In this section, we go through the most common data sampling methods. Data sampling refers to the class of algorithms that transforms a dataset (with regards to instances, not features) – code implementation of these algorithms is at the bottom of this article. We consider the same input dataset as part of this method comparison.

![image-3.png](attachment:image-3.png)

#### 1. Random Under-Sampler (RU)

Arguably the most common sampling approach, the Random Under-Sampler performs a downsampling of the larger classes in the simplest way possible – randomly selecting available instances from each class. The number of instances sampled is defined as part of an acceptable class balance threshold and is therefore variable.

In general, RU ensures no data is artificially generated and all resulting data is a subset of the original input dataset.
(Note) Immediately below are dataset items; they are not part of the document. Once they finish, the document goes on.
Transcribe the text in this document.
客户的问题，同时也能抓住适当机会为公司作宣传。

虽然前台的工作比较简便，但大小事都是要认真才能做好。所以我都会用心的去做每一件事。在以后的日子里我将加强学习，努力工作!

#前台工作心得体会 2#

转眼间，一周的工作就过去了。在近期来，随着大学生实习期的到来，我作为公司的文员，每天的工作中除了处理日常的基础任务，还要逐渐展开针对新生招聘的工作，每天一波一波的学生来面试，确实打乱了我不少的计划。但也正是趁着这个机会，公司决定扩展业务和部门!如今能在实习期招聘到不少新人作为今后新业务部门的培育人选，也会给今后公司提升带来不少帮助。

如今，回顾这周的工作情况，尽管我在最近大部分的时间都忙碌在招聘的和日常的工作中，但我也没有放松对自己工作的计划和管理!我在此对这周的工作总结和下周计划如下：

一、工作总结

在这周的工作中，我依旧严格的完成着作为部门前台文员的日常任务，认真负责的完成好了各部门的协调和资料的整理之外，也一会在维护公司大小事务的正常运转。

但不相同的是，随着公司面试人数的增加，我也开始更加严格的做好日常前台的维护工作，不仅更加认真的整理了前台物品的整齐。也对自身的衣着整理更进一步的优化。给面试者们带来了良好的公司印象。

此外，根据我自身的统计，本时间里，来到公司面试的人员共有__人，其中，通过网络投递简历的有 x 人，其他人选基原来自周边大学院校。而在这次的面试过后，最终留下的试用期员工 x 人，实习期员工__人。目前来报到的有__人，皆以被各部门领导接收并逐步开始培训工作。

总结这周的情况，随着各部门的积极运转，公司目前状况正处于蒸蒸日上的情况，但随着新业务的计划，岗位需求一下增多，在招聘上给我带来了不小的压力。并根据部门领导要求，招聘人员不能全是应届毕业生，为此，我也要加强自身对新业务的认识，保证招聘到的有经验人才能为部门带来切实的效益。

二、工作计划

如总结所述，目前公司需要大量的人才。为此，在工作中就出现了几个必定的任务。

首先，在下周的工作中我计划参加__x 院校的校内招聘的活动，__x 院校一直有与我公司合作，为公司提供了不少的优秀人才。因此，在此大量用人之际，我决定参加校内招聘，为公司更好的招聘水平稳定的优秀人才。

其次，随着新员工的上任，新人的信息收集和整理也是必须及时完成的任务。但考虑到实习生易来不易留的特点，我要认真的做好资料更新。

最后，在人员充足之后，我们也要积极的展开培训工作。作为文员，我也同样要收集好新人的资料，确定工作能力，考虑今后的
Nevertheless, for high degrees of imbalance, this usually leads to a great loss in available training data, and ultimately leads to reduced model performance.
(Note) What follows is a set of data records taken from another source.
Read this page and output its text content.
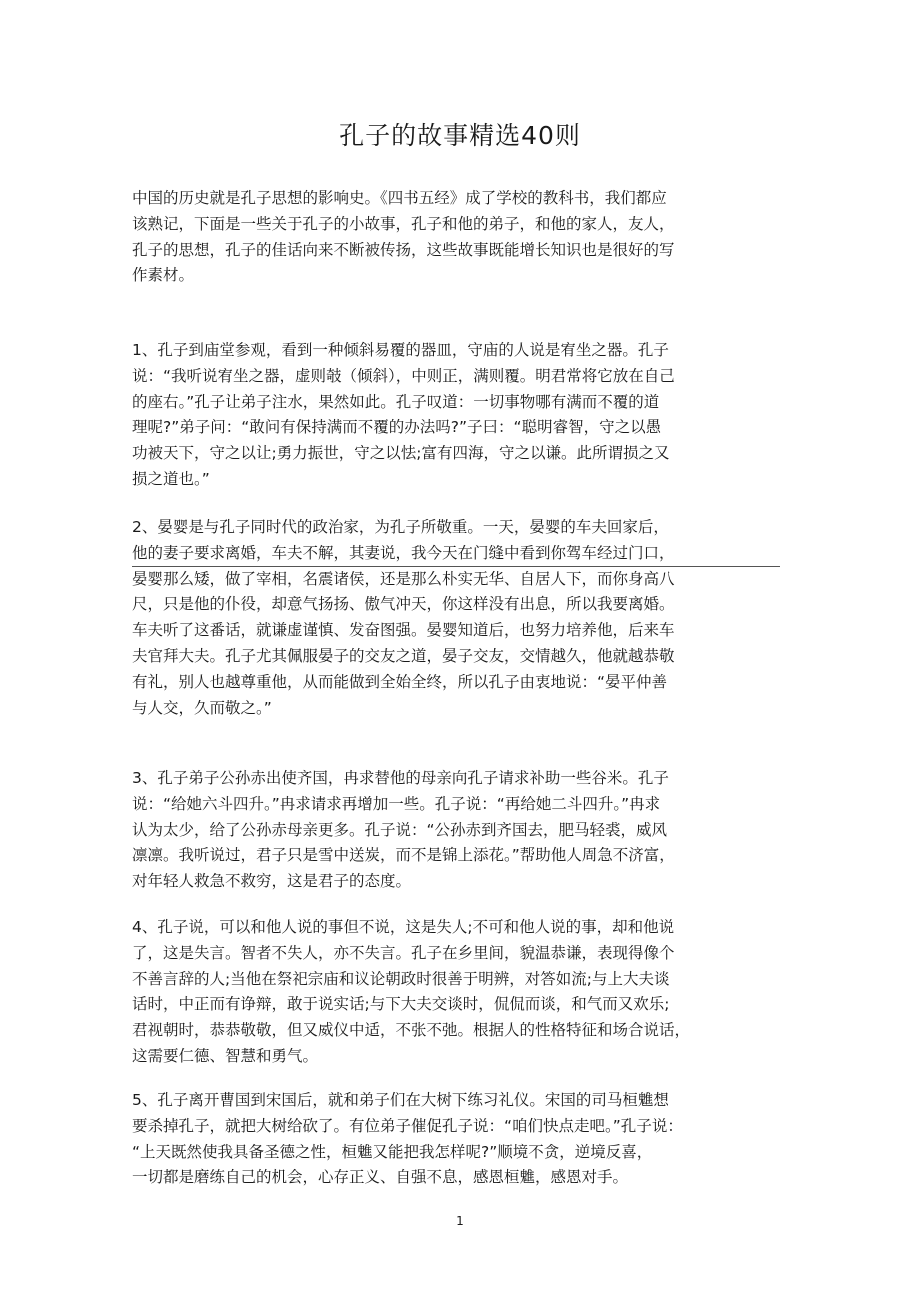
孔子的故事精选40则
中国的历史就是孔子思想的影响史。《四书五经》成了学校的教科书，我们都应
该熟记，下面是一些关于孔子的小故事，孔子和他的弟子，和他的家人，友人，
孔子的思想，孔子的佳话向来不断被传扬，这些故事既能增长知识也是很好的写
作素材。
1、孔子到庙堂参观，看到一种倾斜易覆的器皿，守庙的人说是宥坐之器。孔子
说：“我听说宥坐之器，虚则攲（倾斜），中则正，满则覆。明君常将它放在自己
的座右。”孔子让弟子注水，果然如此。孔子叹道：一切事物哪有满而不覆的道
理呢?”弟子问：“敢问有保持满而不覆的办法吗?”子曰：“聪明睿智，守之以愚
功被天下，守之以让;勇力振世，守之以怯;富有四海，守之以谦。此所谓损之又
损之道也。”
2、晏婴是与孔子同时代的政治家，为孔子所敬重。一天，晏婴的车夫回家后，
他的妻子要求离婚，车夫不解，其妻说，我今天在门缝中看到你驾车经过门口，
晏婴那么矮，做了宰相，名震诸侯，还是那么朴实无华、自居人下，而你身高八
尺，只是他的仆役，却意气扬扬、傲气冲天，你这样没有出息，所以我要离婚。
车夫听了这番话，就谦虚谨慎、发奋图强。晏婴知道后，也努力培养他，后来车
夫官拜大夫。孔子尤其佩服晏子的交友之道，晏子交友，交情越久，他就越恭敬
有礼，别人也越尊重他，从而能做到全始全终，所以孔子由衷地说：“晏平仲善
与人交，久而敬之。”
3、孔子弟子公孙赤出使齐国，冉求替他的母亲向孔子请求补助一些谷米。孔子
说：“给她六斗四升。”冉求请求再增加一些。孔子说：“再给她二斗四升。”冉求
认为太少，给了公孙赤母亲更多。孔子说：“公孙赤到齐国去，肥马轻裘，威风
凛凛。我听说过，君子只是雪中送炭，而不是锦上添花。”帮助他人周急不济富，
对年轻人救急不救穷，这是君子的态度。
4、孔子说，可以和他人说的事但不说，这是失人;不可和他人说的事，却和他说
了，这是失言。智者不失人，亦不失言。孔子在乡里间，貌温恭谦，表现得像个
不善言辞的人;当他在祭祀宗庙和议论朝政时很善于明辨，对答如流;与上大夫谈
话时，中正而有诤辩，敢于说实话;与下大夫交谈时，侃侃而谈，和气而又欢乐;
君视朝时，恭恭敬敬，但又威仪中适，不张不弛。根据人的性格特征和场合说话，
这需要仁德、智慧和勇气。
5、孔子离开曹国到宋国后，就和弟子们在大树下练习礼仪。宋国的司马桓魋想
要杀掉孔子，就把大树给砍了。有位弟子催促孔子说：“咱们快点走吧。”孔子说：
“上天既然使我具备圣德之性，桓魋又能把我怎样呢?”顺境不贪，逆境反喜，
一切都是磨练自己的机会，心存正义、自强不息，感恩桓魋，感恩对手。
1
#### 2. Random Over-Sampler (RO)

An alternative to RU, the Random Over-Sampler algorithm follows a similar technique in the opposite direction – as opposed to downsampling larger classes, smaller classes are oversampled until the class sizes are balanced. With oversampling, instances can (and do) appear multiple times.

RO solves the problem of data deletion (unlike the case of RU). Nevertheless, it introduces another bias in that samples are now repeated in the dataset. The effects caused by this is a bias towards focusing on the precise feature values of the repeated samples, as opposed to finding relevant separating regions and boundaries.
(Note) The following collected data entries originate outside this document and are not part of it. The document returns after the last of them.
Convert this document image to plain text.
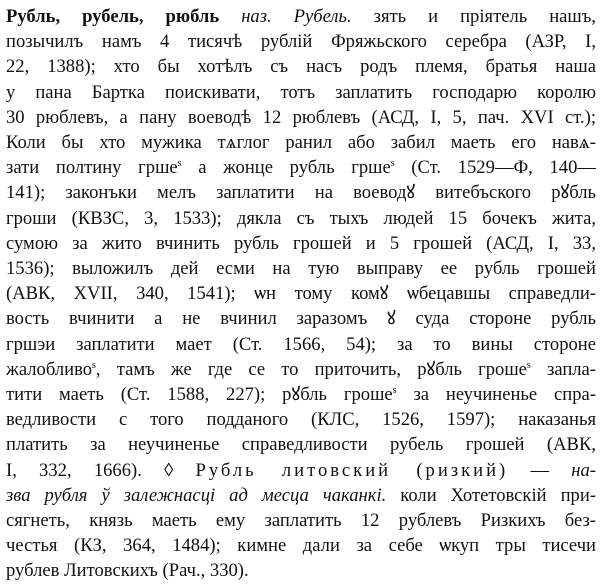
Рубль, рубель, рюбль наз. Рубель. зять и пріятель нашъ,
позычилъ намъ 4 тисячѣ рублій Фряжьского серебра (АЗР, І,
22, 1388); хто бы хотѣлъ съ насъ родъ племя, братья наша
у пана Бартка поискивати, тотъ заплатить господарю королю
30 рюблевъ, а пану воеводѣ 12 рюблевъ (АСД, І, 5, пач. XVI ст.);
Коли бы хто мужика тѧглог ранил або забил маеть его навѧ-
зати полтину грше$^s$ а жонце рубль грше$^s$ (Ст. 1529—Ф, 140—
141); законъки мелъ заплатити на воеводꙋ витебъского рꙋбль
гроши (КВЗС, 3, 1533); дякла съ тыхъ людей 15 бочекъ жита,
сумою за жито вчинить рубль грошей и 5 грошей (АСД, І, 33,
1536); выложилъ дей есми на тую выправу ее рубль грошей
(АВК, XVII, 340, 1541); ѡн тому комꙋ ѡбецавшы справедли-
вость вчинити а не вчинил заразомъ ꙋ суда стороне рубль
гршэи заплатити мает (Ст. 1566, 54); за то вины стороне
жалобливо$^s$, тамъ же где се то приточить, рꙋбль гроше$^s$ запла-
тити маеть (Ст. 1588, 227); рꙋбль гроше$^s$ за неучиненье спра-
ведливости с того подданого (КЛС, 1526, 1597); наказанья
платить за неучиненье справедливости рубель грошей (АВК,
І, 332, 1666). ◊ Рубль литовский (ризкий) — на-
зва рубля ў залежнасці ад месца чаканкі. коли Хотетовскій при-
сягнеть, князь маеть ему заплатить 12 рублевъ Ризкихъ без-
честья (КЗ, 364, 1484); кимне дали за себе ѡкуп тры тисечи
рублев Литовскихъ (Рач., 330).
![image-4.png](attachment:image-4.png)

#### 3. Synthetic Minority Oversampling Technique (SMOTE)

SMOTE is another algorithm to oversample smaller classes. The main idea behind SMOTE is that generated instances should be constructed from available observations, but should not be identical. SMOTE generates new instances of a minority class according to the following algorithm:

Borderline areas are approximated by support vectors after training a SVM classifier on the original training data set. Once computed, samples are synthesised next to the approximated boundary.

1. Select a random pair of points from the same minority class, x_i, and x_j, where the latter is sampled from the k- neighbours of x_i.
2. Sample uniformly a value t from a uniform distribution (U[0, 1]).
3. Generate a new instance x = t * x_i + (1-t) * x_j.
4. Repeat until number of samples is enough according to the oversampling ratio threshold (hyper-parameter).

SMOTE has shown widespread use and great success in various applications and tasks. It remains one of the most common oversampling mechanisms, and has led to a large family of variants, each with its own unique strong points and drawbacks. Ultimately, however, no variant of SMOTE has consistently been shown to improve on its power and performance.